Discipline

I believe discipline to be almost as controversial as politics. Do I dare post some thoughts on this matter? My blog will lie rather silent without some expression here. I haven't had much else on my mind lately.

I will begin with a real-life example and then move into theory.

A lover of the great outdoors, Peter will easily be enticed outside on journeys to the pond, playground, or just to walk around the neighborhood. Usually we let him decide on a destination. First mistake? Obviously, he is in his glory and has no concept of time constraints. When mommy [or daddy] decide it is time to go home, we usually pick him up (piggy-back style or on the hip) and start toward home.


Now, he walked all the way to the park and is perfectly capable of walking back as well. But he doesn't want to. His submissiveness is usually directly related to his hungriness/tiredness. He will kick and wiggle, trying to get down and when put on the ground, will turn a quick 180 and head straight in the opposite direction of home.

We haven't mastered the hand-holding trick (otherwise known as 'heel') and he pays no attention to quick swats and redirection, administered repeatedly (5-6 times, or until said parent loses patience and carries the unfortunate child all the way home).

Now, I must say that daddy has scored more points here than mommy. He ranks higher in creative methods of punishment and usually wins compliance by making a game out of coming home or giving Peter a fast, fun ride. Mommy's excuse is that she really wants Peter to learn to obey. But there seem to be more than one means to that end.

Kay Kuzma promotes the idea of 'strong, gentle parents'. She says when parents establish, maintain and enforce limits, then children will 'feel secure enough and respect their parents enough to be willing to obey'. She differentiates between Requests, Requirements and Commands. Commands usually alienate and cause defiance. These children feel controlled and obey out of fear, not respect. She promotes avoidance of conflict, or distractions that divert a child's attention.

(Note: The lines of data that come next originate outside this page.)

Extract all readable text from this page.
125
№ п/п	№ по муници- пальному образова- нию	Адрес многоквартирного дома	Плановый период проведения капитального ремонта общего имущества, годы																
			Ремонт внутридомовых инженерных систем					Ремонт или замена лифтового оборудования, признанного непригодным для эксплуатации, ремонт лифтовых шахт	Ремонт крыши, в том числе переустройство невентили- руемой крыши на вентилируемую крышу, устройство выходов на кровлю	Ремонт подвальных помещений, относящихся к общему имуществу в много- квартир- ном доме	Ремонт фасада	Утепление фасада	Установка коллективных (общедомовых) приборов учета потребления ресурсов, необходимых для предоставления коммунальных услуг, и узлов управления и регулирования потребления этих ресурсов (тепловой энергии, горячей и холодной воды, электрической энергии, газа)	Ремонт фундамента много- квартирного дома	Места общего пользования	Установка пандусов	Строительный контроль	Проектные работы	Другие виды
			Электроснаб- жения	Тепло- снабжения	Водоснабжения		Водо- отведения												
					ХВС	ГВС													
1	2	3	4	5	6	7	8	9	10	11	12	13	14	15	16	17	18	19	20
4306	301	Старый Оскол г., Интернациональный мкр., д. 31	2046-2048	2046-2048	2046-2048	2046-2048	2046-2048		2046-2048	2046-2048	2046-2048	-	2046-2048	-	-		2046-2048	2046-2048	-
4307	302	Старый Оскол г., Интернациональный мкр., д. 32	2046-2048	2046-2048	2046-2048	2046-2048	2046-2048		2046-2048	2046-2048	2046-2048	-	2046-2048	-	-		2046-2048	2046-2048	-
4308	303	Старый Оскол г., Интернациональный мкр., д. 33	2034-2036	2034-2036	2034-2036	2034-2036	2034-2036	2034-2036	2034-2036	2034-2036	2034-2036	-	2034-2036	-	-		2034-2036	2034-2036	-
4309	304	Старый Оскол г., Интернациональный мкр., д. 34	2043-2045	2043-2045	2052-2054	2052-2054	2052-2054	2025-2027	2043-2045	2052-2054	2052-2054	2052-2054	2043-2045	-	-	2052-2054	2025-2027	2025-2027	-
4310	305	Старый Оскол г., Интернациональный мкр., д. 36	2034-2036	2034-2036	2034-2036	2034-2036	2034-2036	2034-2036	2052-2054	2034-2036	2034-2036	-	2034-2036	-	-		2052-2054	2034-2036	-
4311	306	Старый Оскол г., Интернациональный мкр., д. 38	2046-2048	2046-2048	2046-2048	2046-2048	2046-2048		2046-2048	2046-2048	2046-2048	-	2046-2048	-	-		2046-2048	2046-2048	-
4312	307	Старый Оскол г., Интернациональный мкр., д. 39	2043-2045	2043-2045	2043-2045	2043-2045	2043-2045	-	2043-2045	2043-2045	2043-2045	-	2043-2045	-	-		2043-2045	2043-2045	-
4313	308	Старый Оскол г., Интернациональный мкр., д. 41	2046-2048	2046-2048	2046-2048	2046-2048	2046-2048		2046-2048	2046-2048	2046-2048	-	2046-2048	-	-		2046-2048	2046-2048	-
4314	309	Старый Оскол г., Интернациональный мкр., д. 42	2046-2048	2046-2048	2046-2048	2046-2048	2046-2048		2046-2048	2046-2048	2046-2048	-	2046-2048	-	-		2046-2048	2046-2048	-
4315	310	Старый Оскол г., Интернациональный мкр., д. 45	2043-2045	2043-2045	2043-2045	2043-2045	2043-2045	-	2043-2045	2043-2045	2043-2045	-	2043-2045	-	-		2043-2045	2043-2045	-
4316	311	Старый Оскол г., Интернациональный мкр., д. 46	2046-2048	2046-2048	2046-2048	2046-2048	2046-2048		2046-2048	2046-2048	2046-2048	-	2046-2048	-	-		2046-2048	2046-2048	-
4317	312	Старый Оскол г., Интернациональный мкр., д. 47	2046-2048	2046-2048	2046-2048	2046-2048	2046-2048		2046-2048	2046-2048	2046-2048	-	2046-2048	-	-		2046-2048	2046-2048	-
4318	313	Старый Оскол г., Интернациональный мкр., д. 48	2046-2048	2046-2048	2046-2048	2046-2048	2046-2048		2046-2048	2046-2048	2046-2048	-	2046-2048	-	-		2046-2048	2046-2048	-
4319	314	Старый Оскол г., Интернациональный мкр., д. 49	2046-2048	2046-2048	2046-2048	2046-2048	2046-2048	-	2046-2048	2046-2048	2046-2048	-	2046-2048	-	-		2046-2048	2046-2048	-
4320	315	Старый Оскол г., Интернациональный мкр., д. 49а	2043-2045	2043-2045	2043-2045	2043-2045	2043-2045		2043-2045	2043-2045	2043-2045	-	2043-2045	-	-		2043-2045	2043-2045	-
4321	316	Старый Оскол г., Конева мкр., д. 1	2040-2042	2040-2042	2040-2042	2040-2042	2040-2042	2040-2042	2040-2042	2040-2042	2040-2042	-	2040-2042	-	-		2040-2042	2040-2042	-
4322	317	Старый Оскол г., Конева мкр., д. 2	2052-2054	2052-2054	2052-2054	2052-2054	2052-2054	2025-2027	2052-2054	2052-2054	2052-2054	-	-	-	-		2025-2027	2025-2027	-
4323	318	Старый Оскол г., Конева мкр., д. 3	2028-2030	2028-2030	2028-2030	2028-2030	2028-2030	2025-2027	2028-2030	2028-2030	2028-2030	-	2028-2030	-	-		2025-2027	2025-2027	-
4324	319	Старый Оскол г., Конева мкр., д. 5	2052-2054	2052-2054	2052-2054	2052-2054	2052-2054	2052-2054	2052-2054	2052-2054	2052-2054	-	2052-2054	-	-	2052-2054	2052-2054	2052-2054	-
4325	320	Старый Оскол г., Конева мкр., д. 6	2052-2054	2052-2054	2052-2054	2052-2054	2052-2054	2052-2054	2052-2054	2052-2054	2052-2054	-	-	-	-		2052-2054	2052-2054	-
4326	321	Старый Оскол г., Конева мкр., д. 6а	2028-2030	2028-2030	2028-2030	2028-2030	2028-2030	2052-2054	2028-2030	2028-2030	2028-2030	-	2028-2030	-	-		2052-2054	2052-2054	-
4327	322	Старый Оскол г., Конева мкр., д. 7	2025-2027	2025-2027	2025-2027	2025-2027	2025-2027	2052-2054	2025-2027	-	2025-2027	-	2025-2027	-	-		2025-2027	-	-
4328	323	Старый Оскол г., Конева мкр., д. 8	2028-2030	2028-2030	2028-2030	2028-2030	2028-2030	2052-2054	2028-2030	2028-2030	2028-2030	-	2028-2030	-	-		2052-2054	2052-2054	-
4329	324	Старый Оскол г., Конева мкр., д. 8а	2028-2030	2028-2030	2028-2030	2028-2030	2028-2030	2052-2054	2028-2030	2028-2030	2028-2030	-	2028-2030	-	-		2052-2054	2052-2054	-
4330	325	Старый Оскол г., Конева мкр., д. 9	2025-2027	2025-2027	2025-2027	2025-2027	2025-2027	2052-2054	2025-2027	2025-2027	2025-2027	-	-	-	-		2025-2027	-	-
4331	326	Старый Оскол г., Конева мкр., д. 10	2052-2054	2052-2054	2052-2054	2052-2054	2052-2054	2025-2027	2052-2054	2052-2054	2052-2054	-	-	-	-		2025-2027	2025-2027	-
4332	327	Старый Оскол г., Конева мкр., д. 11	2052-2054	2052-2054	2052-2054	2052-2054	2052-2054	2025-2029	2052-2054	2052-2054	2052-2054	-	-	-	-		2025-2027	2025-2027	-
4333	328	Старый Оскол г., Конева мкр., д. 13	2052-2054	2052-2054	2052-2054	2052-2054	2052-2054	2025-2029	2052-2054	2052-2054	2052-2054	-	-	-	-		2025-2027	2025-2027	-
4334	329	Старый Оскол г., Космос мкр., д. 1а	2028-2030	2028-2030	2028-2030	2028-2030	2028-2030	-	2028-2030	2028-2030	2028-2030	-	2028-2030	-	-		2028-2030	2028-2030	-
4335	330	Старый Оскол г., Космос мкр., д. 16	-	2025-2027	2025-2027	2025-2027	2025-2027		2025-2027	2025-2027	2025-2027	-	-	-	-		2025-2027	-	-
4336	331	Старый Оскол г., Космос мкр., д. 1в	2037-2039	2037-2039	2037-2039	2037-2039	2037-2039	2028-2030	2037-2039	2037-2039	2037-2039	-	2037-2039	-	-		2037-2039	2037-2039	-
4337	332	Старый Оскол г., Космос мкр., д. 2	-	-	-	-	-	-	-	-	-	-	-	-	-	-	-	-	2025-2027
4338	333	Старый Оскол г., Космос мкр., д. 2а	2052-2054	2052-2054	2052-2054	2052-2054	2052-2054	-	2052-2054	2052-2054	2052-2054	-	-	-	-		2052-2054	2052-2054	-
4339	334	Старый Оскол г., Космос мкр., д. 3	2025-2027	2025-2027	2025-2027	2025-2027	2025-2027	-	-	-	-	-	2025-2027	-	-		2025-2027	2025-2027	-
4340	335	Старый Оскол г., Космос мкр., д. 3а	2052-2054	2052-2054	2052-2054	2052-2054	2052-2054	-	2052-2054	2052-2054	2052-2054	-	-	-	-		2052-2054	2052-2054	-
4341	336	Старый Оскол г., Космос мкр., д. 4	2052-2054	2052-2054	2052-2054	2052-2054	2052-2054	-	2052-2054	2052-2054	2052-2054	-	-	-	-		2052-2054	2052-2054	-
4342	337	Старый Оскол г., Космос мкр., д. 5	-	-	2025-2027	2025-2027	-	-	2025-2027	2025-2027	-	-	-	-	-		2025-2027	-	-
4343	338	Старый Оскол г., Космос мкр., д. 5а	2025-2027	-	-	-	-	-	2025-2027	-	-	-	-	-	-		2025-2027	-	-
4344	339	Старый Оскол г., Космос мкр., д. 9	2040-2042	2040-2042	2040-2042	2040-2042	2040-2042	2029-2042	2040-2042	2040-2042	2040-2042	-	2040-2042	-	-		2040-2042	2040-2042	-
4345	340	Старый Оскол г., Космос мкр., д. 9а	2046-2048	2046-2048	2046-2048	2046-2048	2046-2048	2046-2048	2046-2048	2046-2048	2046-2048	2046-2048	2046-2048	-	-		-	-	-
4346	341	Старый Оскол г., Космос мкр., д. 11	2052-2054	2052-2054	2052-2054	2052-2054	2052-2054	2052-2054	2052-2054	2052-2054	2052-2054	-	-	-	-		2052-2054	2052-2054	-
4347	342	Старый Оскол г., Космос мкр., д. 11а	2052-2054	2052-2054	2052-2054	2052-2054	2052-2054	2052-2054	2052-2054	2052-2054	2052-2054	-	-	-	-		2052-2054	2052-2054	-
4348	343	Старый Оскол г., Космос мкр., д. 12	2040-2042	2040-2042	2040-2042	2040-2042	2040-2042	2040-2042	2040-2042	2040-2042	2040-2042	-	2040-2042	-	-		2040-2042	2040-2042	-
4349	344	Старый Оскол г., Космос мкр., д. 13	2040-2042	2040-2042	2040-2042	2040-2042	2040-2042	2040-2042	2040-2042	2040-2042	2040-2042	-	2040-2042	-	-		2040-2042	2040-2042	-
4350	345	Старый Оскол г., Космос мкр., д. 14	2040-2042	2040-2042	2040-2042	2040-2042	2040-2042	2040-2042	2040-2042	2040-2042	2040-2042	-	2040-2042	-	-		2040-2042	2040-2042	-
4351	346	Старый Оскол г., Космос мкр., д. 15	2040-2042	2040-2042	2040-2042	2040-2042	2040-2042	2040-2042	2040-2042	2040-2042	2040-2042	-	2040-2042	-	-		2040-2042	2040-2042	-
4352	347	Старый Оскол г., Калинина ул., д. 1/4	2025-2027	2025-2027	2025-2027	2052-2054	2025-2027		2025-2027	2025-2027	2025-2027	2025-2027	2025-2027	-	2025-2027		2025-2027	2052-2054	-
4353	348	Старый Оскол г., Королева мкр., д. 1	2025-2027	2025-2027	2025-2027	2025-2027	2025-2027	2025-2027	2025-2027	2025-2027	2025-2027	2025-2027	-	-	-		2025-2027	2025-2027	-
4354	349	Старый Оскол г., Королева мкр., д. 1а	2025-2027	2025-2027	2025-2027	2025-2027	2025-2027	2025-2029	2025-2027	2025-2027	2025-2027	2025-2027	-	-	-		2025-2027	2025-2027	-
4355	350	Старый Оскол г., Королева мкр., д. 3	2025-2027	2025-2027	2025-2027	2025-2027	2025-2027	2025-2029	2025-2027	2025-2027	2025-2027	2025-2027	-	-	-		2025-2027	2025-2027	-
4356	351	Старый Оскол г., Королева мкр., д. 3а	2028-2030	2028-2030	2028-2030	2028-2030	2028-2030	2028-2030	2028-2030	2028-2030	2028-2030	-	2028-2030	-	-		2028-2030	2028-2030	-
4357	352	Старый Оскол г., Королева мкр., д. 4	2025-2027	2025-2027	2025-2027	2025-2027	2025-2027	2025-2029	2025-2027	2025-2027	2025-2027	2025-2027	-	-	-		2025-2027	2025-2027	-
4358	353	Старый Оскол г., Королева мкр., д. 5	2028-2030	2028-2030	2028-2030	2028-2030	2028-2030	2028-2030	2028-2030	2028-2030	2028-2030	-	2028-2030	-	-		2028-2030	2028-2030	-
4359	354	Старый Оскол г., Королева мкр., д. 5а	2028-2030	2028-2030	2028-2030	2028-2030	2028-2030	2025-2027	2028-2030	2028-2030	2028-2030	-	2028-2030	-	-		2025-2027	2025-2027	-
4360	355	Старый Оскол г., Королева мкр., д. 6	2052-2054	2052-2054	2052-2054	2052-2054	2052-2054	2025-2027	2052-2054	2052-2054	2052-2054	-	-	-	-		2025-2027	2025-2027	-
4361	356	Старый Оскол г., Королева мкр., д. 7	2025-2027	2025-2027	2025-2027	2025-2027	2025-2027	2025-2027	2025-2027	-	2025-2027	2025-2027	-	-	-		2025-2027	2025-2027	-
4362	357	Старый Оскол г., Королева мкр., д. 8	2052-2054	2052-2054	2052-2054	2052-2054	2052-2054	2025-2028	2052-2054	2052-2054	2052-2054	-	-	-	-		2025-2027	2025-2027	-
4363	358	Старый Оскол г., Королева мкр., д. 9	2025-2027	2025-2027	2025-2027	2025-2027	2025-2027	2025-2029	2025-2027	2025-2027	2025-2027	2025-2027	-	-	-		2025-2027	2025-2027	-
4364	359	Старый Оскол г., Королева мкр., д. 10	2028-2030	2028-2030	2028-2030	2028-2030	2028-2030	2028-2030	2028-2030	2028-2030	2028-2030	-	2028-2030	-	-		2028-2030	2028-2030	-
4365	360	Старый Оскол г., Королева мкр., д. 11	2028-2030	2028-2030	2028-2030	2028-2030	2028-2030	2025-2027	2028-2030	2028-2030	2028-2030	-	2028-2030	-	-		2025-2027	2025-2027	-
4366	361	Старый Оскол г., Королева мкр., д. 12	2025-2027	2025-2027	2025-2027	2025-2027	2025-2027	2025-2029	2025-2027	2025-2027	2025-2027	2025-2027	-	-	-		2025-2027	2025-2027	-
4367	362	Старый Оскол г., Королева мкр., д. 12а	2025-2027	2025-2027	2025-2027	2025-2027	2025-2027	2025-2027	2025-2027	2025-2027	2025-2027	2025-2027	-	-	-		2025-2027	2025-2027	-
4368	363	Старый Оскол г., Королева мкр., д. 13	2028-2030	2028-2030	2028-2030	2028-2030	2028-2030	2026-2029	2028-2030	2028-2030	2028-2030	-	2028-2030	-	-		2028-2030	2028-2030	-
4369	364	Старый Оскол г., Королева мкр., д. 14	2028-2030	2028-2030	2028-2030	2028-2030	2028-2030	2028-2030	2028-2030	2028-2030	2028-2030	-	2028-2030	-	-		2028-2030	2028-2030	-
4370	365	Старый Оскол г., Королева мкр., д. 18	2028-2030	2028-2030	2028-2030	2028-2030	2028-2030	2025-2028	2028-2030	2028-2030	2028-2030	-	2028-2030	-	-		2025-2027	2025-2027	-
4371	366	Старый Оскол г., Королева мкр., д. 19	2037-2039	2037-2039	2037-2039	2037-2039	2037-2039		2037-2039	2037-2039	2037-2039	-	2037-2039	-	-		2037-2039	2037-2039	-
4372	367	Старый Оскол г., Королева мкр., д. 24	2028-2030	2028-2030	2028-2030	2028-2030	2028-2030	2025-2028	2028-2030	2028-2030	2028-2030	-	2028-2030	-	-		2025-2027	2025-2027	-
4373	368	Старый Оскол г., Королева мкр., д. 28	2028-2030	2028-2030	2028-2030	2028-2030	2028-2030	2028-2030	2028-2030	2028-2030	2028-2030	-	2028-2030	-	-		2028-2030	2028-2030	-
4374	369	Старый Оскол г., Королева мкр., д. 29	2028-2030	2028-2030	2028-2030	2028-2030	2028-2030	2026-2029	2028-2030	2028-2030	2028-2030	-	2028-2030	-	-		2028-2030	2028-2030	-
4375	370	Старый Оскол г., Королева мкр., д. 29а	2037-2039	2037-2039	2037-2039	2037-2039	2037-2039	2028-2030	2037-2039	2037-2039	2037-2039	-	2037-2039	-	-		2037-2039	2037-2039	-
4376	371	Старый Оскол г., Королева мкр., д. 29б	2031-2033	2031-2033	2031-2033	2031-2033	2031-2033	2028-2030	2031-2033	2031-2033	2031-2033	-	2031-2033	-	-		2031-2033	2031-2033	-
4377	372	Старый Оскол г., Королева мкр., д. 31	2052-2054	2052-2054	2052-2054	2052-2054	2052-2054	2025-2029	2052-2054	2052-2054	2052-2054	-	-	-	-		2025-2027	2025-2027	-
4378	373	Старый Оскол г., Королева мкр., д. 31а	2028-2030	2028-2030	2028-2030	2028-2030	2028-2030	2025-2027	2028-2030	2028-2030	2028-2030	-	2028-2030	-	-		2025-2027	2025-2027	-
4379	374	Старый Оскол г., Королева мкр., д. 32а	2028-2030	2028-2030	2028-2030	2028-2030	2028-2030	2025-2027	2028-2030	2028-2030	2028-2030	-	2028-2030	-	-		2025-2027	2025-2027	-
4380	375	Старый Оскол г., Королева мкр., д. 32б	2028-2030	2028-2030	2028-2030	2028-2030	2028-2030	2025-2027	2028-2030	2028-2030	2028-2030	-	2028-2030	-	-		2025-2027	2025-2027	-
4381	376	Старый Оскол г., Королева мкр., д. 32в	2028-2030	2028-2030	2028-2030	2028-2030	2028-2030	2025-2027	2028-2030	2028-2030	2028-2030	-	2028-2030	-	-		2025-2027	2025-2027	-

She also uses the example of a string -- saying "Because children, like strings, resist being pushed, learn to lead, motivate, influence, persuade, and negotiate." She promotes using advance warning, giving choices, meeting emotional needs, making reasonable requests and being consistent. She says not to push a child to comply immediately unless absolutely necessary.

She recommends the use of time-out, but says it is best used when choosing one behavior to modify and focusing on that one thing for the day. Spanking is a last resort for Kay Kuzma, who says 'there is probably another more creative method of discipline that would have been just as effective'.

Ok, I know this is getting long...are you still with me?? Maybe I'll finish my thoughts in another post.